While he contributed to allowing a sack in Saturday night’s game, it was a step forward for the 14th-overall draft pick, now having logged nearly 100 preseason snaps over the past two weeks.
“I do feel a little bit better. There’s always things to work on, that you can improve on, so it’s just time to get back in the lab and continue to correct little mistakes”, he told reporters after the game, via the team’s website, following his second outing.
“I take every rep as seriously as possible because you never know when it can be your last”, he added. “I like to have the most reps because as a rookie coming in always, always got to prove themselves, I feel like the more reps I get, the better chance I have to do that”.
It is wise to bear Jones’ youth and inexperience in mind. He comes into the league with just 19 collegiate starts. Even if two of them came in national championship victories, that’s still not a lot of reps in the grand scheme of things.
Not for somebody you expect to see 12,000-plus snaps over the life of his NFL career, which is unquestionably what the Steelers had in mind when they traded up to draft him in April, giving up a fourth-round pick to do so.
Former Steelers starting left tackle Max Starks had his own journey to go through before he settled in his role. While Jones should not need the same sort of timeline as Starks, the retired lineman urged patience in dealing with the rookie, describing his process as incremental. “He’s in an oven, not a microwave”.
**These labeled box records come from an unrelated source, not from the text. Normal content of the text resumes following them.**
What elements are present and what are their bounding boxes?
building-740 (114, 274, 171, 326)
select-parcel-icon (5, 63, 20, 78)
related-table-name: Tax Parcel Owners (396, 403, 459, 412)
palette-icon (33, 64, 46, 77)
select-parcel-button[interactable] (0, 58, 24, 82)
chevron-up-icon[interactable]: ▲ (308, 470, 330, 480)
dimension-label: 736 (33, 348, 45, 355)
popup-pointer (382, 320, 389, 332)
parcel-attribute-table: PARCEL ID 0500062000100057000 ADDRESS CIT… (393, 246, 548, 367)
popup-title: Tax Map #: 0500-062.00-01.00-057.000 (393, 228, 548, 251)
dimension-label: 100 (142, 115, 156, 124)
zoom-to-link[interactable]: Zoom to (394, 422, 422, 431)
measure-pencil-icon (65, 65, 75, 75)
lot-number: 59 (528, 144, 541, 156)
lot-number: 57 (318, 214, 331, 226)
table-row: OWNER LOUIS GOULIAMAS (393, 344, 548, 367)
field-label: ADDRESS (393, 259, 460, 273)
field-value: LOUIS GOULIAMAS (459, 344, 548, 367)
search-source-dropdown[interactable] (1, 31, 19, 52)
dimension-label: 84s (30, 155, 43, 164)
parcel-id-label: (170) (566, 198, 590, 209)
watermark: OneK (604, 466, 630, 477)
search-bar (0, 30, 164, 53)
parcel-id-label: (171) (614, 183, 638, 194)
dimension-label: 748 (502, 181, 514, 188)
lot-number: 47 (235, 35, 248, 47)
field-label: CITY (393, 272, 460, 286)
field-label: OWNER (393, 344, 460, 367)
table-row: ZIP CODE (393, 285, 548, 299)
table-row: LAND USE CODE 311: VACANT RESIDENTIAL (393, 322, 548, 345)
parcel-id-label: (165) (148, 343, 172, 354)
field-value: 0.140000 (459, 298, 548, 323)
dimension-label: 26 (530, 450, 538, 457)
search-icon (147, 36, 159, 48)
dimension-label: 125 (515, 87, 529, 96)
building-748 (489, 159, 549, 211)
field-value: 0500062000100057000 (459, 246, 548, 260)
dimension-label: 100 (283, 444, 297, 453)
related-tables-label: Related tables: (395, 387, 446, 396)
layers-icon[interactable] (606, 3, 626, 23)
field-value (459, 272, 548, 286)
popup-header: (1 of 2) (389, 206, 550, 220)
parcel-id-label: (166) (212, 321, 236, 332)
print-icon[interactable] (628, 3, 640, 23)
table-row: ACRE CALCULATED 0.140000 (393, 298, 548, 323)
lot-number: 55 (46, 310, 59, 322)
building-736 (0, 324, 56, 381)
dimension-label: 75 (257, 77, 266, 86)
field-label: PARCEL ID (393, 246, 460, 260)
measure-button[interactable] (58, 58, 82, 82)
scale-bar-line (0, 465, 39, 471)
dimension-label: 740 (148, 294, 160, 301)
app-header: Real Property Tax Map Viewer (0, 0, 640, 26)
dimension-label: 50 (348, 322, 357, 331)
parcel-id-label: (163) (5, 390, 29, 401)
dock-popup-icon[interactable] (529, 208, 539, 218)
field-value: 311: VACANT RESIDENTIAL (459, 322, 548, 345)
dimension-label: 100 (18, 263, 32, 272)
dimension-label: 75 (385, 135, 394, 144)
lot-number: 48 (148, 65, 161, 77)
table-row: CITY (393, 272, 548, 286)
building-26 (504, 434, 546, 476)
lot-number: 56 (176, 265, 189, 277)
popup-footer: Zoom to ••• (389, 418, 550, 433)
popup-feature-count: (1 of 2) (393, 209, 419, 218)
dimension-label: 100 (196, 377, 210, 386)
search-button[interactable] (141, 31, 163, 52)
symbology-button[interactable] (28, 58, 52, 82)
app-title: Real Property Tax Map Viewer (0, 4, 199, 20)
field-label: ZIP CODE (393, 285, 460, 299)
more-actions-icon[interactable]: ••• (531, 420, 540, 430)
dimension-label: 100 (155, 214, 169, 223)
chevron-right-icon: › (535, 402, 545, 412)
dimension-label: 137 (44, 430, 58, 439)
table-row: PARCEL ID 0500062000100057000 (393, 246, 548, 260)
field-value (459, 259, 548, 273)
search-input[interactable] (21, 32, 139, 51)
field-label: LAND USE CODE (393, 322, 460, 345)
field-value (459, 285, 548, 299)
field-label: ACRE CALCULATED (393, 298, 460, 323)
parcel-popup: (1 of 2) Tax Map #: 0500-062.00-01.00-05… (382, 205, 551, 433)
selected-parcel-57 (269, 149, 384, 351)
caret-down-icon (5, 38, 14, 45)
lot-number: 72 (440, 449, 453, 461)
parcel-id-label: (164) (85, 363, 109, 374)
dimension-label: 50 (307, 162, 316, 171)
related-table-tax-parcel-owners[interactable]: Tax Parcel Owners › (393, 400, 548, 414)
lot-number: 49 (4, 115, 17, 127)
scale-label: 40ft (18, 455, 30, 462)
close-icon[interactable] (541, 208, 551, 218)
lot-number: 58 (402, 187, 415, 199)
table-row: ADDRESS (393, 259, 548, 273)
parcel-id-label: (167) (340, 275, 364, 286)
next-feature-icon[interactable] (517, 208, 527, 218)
At 6-foot-5, 311 pounds, with strong athletic traits, he has all the building blocks of a franchise left tackle. It’s a matter of assembling it, and that’s what the coaching staff is working on right now—very much in conjunction with him. He has been very active and engaged in the process of getting himself better. That’s not as obvious as it might sound.
The Steelers may have big things planned for him in the future, but they don’t need him right now. Third-year Dan Moore Jr. has been holding things down on his end, unquestionably putting in his best offseason. Pittsburgh Post-Gazette beat writer Ray Fittipaldo recently named him the team’s most improved player from a year ago.
The Steelers have gotten nearly 100 snaps under Jones’ belt so far, with plenty more to come. Even if he does not begin the season in the starting lineup, I fully anticipate that he will be used as a sixth lineman in select situations. It’s the way they’ve broken in young linemen for years, and they haven’t had a more important project in a long time.